At a time, when the Lord Mayor should be showing leadership and lobbying for well-paid, long-term, sustainable jobs for Newcastle he sits on the fence and ties in Newcastle as "a mining town".
Newcastle is not a mining town and the coal industry in the Hunter has been in decline (in terms of jobs) for years. The Lord Mayor is seriously out of step with his constituency and is speaking contrary to Council's adopted policies.
Now is not the time for delay! On the contrary, it is time for real action and Newcastle should be leading the way.
Here's what was said in The Australian.
THE mayors of three of the nation's biggest mining cities have demanded Kevin Rudd delay introducing carbon emissions trading, warning it will smash jobs and seriously damage key regional areas.
The mayors of the traditional Labor strongholds of Newcastle, Gladstone and Mount Isa have called for the emissions trading scheme to be put off.
And the managing director of Frontier Economics, Danny Price, who conducted still-secret modelling for the NSW Treasury on the Rudd Government's plan, said the impact of the scheme across industrial regions, including central Queensland, the Hunter and Illawarra in NSW and Victoria's Gippsland, would be "very high" and "very severe".
"In those regions, the effect on regional GDP would be many, many times more than the national effect forecast by the Treasury, which predicted an ETS would cut 0.1 per cent of average annual growth," Mr Price said.
The growing opposition to the Rudd Government's ETS came as the Opposition intensified its attack on the scheme as a job destroyer, with Malcolm Turnbull declaring the Coalition would not vote for the ETS in its current form.

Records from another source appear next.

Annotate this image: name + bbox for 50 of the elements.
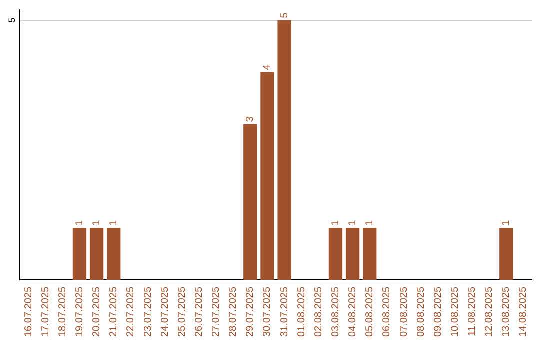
x-tick-label: 31.07.2025 (279, 286, 290, 338)
data-label: 1 (364, 220, 376, 226)
x-tick-label: 02.08.2025 (313, 286, 324, 338)
data-label: 3 (245, 116, 256, 122)
bar (500, 228, 514, 280)
x-tick-label: 19.07.2025 (74, 286, 86, 338)
data-label: 4 (262, 64, 274, 70)
x-tick-label: 05.08.2025 (364, 286, 376, 338)
x-tick-label: 14.08.2025 (518, 286, 530, 338)
x-tick-label: 30.07.2025 (262, 286, 274, 338)
data-label: 5 (279, 12, 290, 18)
x-tick-label: 17.07.2025 (40, 286, 52, 338)
bar (244, 124, 258, 280)
data-label: 1 (348, 220, 359, 226)
x-tick-label: 21.07.2025 (108, 286, 120, 338)
bar (346, 228, 360, 280)
x-tick-label: 10.08.2025 (450, 286, 461, 338)
bar (363, 228, 377, 280)
x-tick-label: 09.08.2025 (432, 286, 444, 338)
data-label: 1 (108, 220, 120, 226)
x-tick-label: 23.07.2025 (142, 286, 154, 338)
x-tick-label: 18.07.2025 (57, 286, 68, 338)
x-tick-label: 26.07.2025 (194, 286, 205, 338)
bar (260, 72, 274, 280)
data-label: 1 (501, 220, 512, 226)
x-tick-label: 13.08.2025 (501, 286, 512, 338)
x-tick-label: 01.08.2025 (296, 286, 308, 338)
data-label: 1 (92, 220, 103, 226)
x-tick-label: 06.08.2025 (382, 286, 393, 338)
x-tick-label: 22.07.2025 (126, 286, 137, 338)
x-tick-label: 04.08.2025 (348, 286, 359, 338)
bar (107, 228, 121, 280)
x-tick-label: 03.08.2025 (330, 286, 342, 338)
x-tick-label: 25.07.2025 (176, 286, 188, 338)
bar (90, 228, 104, 280)
x-tick-label: 24.07.2025 (160, 286, 171, 338)
x-tick-label: 12.08.2025 (484, 286, 496, 338)
x-tick-label: 11.08.2025 (467, 286, 478, 336)
x-tick-label: 07.08.2025 (398, 286, 410, 338)
data-label: 1 (330, 220, 342, 226)
x-tick-label: 20.07.2025 (92, 286, 103, 338)
x-tick-label: 28.07.2025 (228, 286, 240, 338)
x-tick-label: 27.07.2025 (211, 286, 222, 338)
bar (278, 20, 292, 280)
x-tick-label: 08.08.2025 (416, 286, 427, 338)
x-tick-label: 29.07.2025 (245, 286, 256, 338)
bar (328, 228, 343, 280)
x-tick-label: 16.07.2025 (23, 286, 34, 338)
data-label: 1 (74, 220, 86, 226)
bar (72, 228, 87, 280)
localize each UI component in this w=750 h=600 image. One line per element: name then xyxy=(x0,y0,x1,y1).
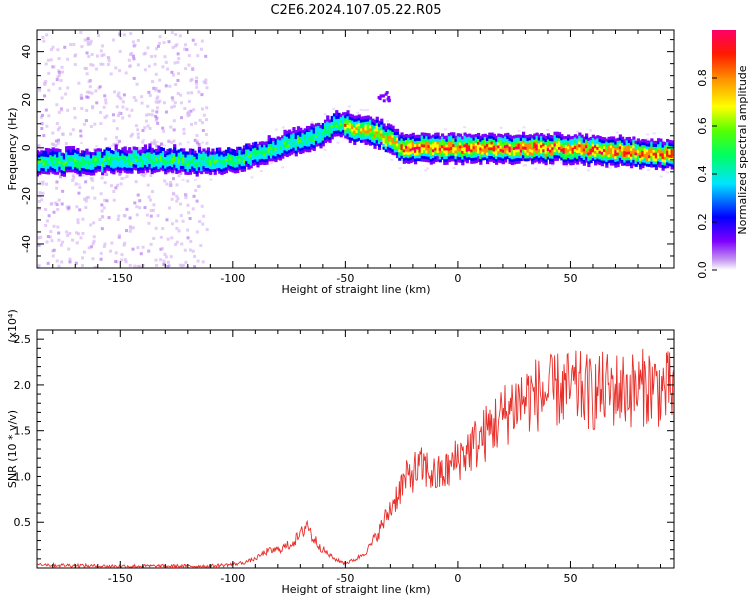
snr-y-tick-label: 2.5 xyxy=(14,333,32,346)
snr-panel: -150 -100 -50 0 50 0.5 1.0 1.5 2.0 2.5 Height of … xyxy=(6,309,675,596)
colorbar: 0.0 0.2 0.4 0.6 0.8 Normalized spectral ampl… xyxy=(696,30,749,279)
snr-x-tick-label: -150 xyxy=(108,572,133,585)
snr-x-tick-label: 0 xyxy=(454,572,461,585)
snr-multiplier-label: (x10⁴) xyxy=(6,309,19,343)
snr-series-line xyxy=(36,348,674,570)
colorbar-ticks: 0.0 0.2 0.4 0.6 0.8 xyxy=(696,69,717,279)
spectrogram-y-tick-label: -20 xyxy=(20,187,33,205)
snr-y-tick-label: 0.5 xyxy=(14,516,32,529)
spectrogram-x-tick-label: -100 xyxy=(220,272,245,285)
figure-title: C2E6.2024.107.05.22.R05 xyxy=(270,3,441,18)
colorbar-tick-label: 0.4 xyxy=(696,165,709,183)
spectrogram-y-tick-label: 40 xyxy=(20,45,33,59)
spectrogram-cells xyxy=(37,30,674,268)
spectrogram-ticks: -150 -100 -50 0 50 -40 -20 0 20 40 xyxy=(20,30,674,285)
spectrogram-y-label: Frequency (Hz) xyxy=(6,108,19,191)
spectrogram-x-tick-label: -50 xyxy=(336,272,354,285)
spectrogram-x-tick-label: -150 xyxy=(108,272,133,285)
spectrogram-x-tick-label: 0 xyxy=(454,272,461,285)
colorbar-label: Normalized spectral amplitude xyxy=(736,65,749,234)
spectrogram-x-label: Height of straight line (km) xyxy=(281,283,430,296)
spectrogram-y-tick-label: 20 xyxy=(20,93,33,107)
spectrogram-y-tick-label: 0 xyxy=(20,144,33,151)
colorbar-tick-label: 0.0 xyxy=(696,261,709,279)
colorbar-tick-label: 0.8 xyxy=(696,69,709,87)
spectrogram-heatmap xyxy=(37,30,674,268)
colorbar-tick-label: 0.6 xyxy=(696,117,709,135)
colorbar-gradient xyxy=(712,30,736,270)
spectrogram-frame xyxy=(36,29,675,269)
snr-x-tick-label: -100 xyxy=(220,572,245,585)
spectrogram-x-tick-label: 50 xyxy=(563,272,577,285)
spectrogram-panel: -150 -100 -50 0 50 -40 -20 0 20 40 Height of stra… xyxy=(6,29,675,296)
snr-x-tick-label: -50 xyxy=(336,572,354,585)
snr-y-tick-label: 1.5 xyxy=(14,425,32,438)
snr-y-label: SNR (10 * v/v) xyxy=(6,410,19,488)
snr-frame xyxy=(36,329,675,569)
spectrogram-y-tick-label: -40 xyxy=(20,235,33,253)
snr-y-tick-label: 1.0 xyxy=(14,470,32,483)
snr-ticks: -150 -100 -50 0 50 0.5 1.0 1.5 2.0 2.5 xyxy=(14,329,674,585)
colorbar-tick-label: 0.2 xyxy=(696,213,709,231)
snr-y-tick-label: 2.0 xyxy=(14,379,32,392)
snr-x-tick-label: 50 xyxy=(563,572,577,585)
snr-x-label: Height of straight line (km) xyxy=(281,583,430,596)
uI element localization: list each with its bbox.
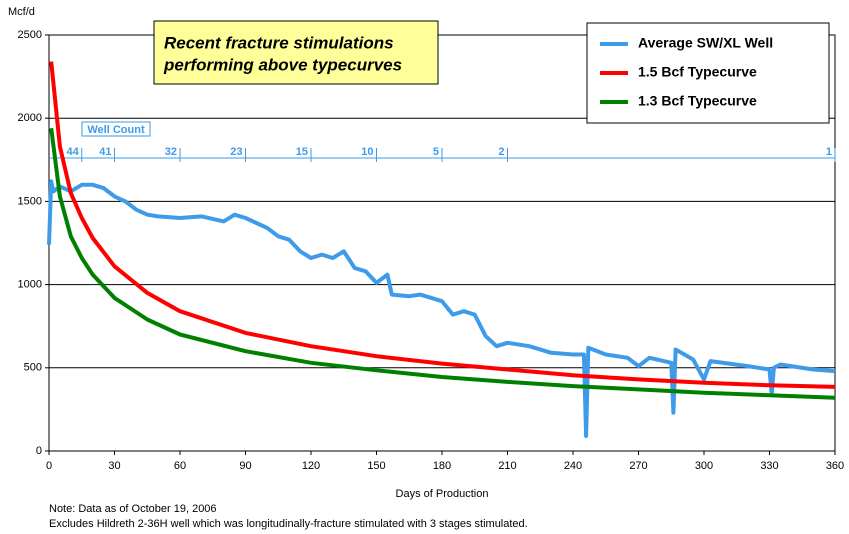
well-count-value: 5 (433, 146, 439, 158)
y-tick-label: 0 (36, 445, 42, 457)
x-tick-label: 360 (826, 460, 844, 472)
x-tick-label: 150 (367, 460, 385, 472)
well-count-value: 41 (99, 146, 111, 158)
note: Excludes Hildreth 2-36H well which was l… (49, 518, 528, 530)
series-line (49, 61, 836, 389)
y-tick-label: 1500 (18, 195, 42, 207)
annotation: performing above typecurves (163, 55, 402, 74)
x-tick-label: 60 (174, 460, 186, 472)
x-tick-label: 0 (46, 460, 52, 472)
x-tick-label: 180 (433, 460, 451, 472)
well-count-value: 44 (67, 146, 80, 158)
x-tick-label: 90 (239, 460, 251, 472)
note: Note: Data as of October 19, 2006 (49, 503, 217, 515)
x-tick-label: 210 (498, 460, 516, 472)
y-tick-label: 2000 (18, 112, 42, 124)
y-tick-label: 2500 (18, 29, 42, 41)
well-count-value: 15 (296, 146, 308, 158)
legend-label: Average SW/XL Well (638, 35, 773, 51)
x-tick-label: 30 (108, 460, 120, 472)
y-tick-label: 1000 (18, 279, 42, 291)
y-tick-label: 500 (24, 362, 42, 374)
x-tick-label: 330 (760, 460, 778, 472)
well-count-value: 32 (165, 146, 177, 158)
legend-label: 1.5 Bcf Typecurve (638, 64, 757, 80)
well-count-box (81, 121, 151, 137)
legend-label: 1.3 Bcf Typecurve (638, 93, 757, 109)
x-tick-label: 300 (695, 460, 713, 472)
well-count-label: Well Count (87, 124, 145, 136)
well-count-value: 23 (230, 146, 242, 158)
well-count-value: 1 (826, 146, 832, 158)
annotation: Recent fracture stimulations (164, 33, 394, 52)
x-tick-label: 270 (629, 460, 647, 472)
y-axis-label: Mcf/d (8, 6, 35, 18)
series-line (49, 127, 836, 400)
x-tick-label: 240 (564, 460, 582, 472)
x-axis-label: Days of Production (396, 488, 489, 500)
well-count-value: 2 (498, 146, 504, 158)
annotation-box (153, 20, 439, 85)
x-tick-label: 120 (302, 460, 320, 472)
well-count-value: 10 (361, 146, 373, 158)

After the Opposition Leader's weekend declaration that the Coalition would not support a 2010 start-up date or the current design of the Rudd plan, the Government has become increasingly isolated on its support for the scheme.
Newcastle Lord Mayor John Tate said any sensible person had to be concerned about climate change, but he saw no harm in delaying the introduction of the ETS while also pursuing alternative energy sources and developing technologies to reduce emissions from coal.

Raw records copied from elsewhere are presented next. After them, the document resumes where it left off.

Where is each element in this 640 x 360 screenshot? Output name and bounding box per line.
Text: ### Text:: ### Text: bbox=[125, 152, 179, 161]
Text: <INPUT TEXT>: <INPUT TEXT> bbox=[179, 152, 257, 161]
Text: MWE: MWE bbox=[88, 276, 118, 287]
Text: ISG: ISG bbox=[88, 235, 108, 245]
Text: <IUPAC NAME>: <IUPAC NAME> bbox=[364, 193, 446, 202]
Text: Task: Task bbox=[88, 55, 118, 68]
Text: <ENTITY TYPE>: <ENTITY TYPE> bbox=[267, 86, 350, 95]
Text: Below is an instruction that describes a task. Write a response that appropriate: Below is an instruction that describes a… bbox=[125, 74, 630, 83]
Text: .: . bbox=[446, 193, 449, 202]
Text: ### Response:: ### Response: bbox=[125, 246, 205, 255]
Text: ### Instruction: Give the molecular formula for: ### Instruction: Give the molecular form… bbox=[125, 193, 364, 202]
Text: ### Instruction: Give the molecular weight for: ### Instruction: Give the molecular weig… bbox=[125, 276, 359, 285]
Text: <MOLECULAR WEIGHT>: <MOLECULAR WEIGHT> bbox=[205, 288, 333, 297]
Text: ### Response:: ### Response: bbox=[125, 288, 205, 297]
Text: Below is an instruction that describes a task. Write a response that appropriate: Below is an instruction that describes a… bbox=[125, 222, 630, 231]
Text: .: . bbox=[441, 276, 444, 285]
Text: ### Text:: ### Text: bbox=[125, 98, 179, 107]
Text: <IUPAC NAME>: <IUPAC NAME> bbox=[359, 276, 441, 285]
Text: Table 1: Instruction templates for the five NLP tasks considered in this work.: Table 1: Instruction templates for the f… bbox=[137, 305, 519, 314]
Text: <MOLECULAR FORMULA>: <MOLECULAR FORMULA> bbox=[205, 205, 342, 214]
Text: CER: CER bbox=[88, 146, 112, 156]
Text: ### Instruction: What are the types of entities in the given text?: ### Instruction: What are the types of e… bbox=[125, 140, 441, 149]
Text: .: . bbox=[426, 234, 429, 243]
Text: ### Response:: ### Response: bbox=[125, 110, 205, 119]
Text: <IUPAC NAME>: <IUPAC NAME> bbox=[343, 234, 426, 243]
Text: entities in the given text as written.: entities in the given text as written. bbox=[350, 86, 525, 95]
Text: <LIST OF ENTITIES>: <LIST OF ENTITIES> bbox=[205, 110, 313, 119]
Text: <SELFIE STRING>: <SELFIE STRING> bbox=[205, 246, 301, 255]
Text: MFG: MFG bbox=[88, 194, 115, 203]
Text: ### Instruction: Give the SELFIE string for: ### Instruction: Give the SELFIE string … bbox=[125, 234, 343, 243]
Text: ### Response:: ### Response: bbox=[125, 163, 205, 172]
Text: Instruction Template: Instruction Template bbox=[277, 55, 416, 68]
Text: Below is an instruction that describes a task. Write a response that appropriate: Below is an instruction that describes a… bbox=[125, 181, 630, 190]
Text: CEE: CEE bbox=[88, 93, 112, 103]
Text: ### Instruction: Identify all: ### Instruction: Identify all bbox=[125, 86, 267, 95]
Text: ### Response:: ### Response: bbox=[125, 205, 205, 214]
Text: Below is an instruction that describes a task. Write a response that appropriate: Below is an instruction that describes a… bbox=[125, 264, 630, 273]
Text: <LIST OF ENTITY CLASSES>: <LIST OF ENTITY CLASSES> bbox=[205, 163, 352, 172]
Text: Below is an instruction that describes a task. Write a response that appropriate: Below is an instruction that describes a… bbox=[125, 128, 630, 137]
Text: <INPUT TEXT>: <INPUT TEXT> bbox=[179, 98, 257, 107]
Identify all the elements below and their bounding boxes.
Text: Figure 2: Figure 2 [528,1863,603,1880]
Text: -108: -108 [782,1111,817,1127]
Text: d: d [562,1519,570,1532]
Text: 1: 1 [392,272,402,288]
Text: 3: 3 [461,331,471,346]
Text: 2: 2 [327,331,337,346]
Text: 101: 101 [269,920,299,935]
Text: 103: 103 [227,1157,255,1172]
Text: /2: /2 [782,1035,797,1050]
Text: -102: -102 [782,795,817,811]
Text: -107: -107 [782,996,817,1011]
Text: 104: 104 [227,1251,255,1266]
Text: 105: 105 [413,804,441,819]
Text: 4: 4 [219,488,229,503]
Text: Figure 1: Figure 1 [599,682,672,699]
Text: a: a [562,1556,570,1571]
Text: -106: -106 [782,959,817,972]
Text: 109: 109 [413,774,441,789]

"I just can't understand why you would put that sort of impost on Australian industry and agriculture at a time when we are trying to compete with the world," Mr Tate said.

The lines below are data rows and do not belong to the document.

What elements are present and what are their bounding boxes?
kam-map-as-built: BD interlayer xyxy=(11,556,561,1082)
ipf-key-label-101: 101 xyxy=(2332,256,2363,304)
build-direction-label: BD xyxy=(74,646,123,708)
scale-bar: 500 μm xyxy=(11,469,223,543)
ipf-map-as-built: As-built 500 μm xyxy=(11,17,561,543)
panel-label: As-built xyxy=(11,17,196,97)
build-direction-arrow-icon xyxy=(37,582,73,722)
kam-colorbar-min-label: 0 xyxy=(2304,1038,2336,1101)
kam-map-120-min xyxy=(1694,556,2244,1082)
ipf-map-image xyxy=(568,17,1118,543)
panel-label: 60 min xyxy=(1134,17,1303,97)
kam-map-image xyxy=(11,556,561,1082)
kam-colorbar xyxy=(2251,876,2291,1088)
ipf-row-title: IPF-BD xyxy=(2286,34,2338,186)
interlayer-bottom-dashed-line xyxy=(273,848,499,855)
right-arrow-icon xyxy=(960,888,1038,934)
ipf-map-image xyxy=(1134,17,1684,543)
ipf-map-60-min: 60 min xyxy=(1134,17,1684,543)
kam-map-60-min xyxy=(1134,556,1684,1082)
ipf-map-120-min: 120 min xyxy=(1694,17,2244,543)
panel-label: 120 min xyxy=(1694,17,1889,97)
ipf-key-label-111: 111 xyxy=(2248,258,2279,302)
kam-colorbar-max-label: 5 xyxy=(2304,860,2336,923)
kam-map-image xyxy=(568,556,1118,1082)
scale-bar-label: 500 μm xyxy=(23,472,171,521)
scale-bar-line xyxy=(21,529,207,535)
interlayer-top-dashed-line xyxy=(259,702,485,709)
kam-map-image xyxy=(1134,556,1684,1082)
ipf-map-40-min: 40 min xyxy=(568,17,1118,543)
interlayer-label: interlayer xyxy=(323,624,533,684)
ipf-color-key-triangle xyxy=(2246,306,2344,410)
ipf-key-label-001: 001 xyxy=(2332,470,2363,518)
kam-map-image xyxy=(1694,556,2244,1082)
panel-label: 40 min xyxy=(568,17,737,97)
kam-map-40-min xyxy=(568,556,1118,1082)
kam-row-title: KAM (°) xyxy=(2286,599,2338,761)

"I would urge the Government to consider the economic future and the job future of our citizens. Don't bring an impost on business large or small that's going to affect the viability of those businesses. It's just like another tax."
Mr Tate said Newcastle was faring reasonably well in the current economic climate because the federal and state governments were funding massive infrastructure spending, including a new coal loader at the city's port, works to deepen the south arm of the Hunter River and more than $580million on rail improvements. The spending was designed to boost the city's capacity to export coal.
Mount Isa Mayor John Molony said mines in his community employed 4000 people, including 300 apprentices.
"I believe the ETS should be held in abeyance until the economic downturn is over," Mr Molony said.
Mr Molony said copper and lead smelting and copper refining in Mt Isa and Townsville added major value to the nation's exports and would be severely hindered by emissions trading.
Stressing that the problem of climate change required global action, he said it made sense to delay Australia's contribution to reducing emissions until it was clear what action other nations would take.
Gladstone Mayor George Creed, whose city's port is the exit point for massive coal exports from central Queensland, said the ETS would damage his community's industrial viability at a time it could least be afforded.
Mr Creed said mines and heavy industry in Gladstone were already shedding jobs, and Australia's total carbon emissions accounted for a fraction of the world's output.
"We are not going to hurt anything in the world if we wait for another year or two," Mr Creed said.
Latrobe Mayor Lisa Price, who represents an area that includes three open-cut brown coal mines, said her community was sitting on 500 years' worth of coal supplies and would not accept emissions trading without clear undertakings on structural adjustments to replace the jobs lost in mining.
The mayors spoke out as independent senator Nick Xenophon said the Government's legislation was doomed in the Senate, given that all parties on the cross benches believed it to be fundamentally flawed.
During a sustained question-time attack on the claimed job-destroying consequences of the ETS, Mr Turnbull suggested the scheme should be shelved until the outcome of the UN climate change negotiations in Copenhagen later this year were known.
The Opposition Leader said the Government should not commit itself before the administration of US President Barack Obama clarified the details of its proposed emissions scheme.
Mr Turnbull cited a confidential briefing from coalmining giant Xstrata predicting that the scheme would force the closure of up to four mines and cost 1000 jobs, most of them in Queensland.
But Mr Rudd said the Government was determined to act on climate change, saying the economic costs of inaction would be far greater than the costs of action, particularly for a hot and dry nation such as Australia.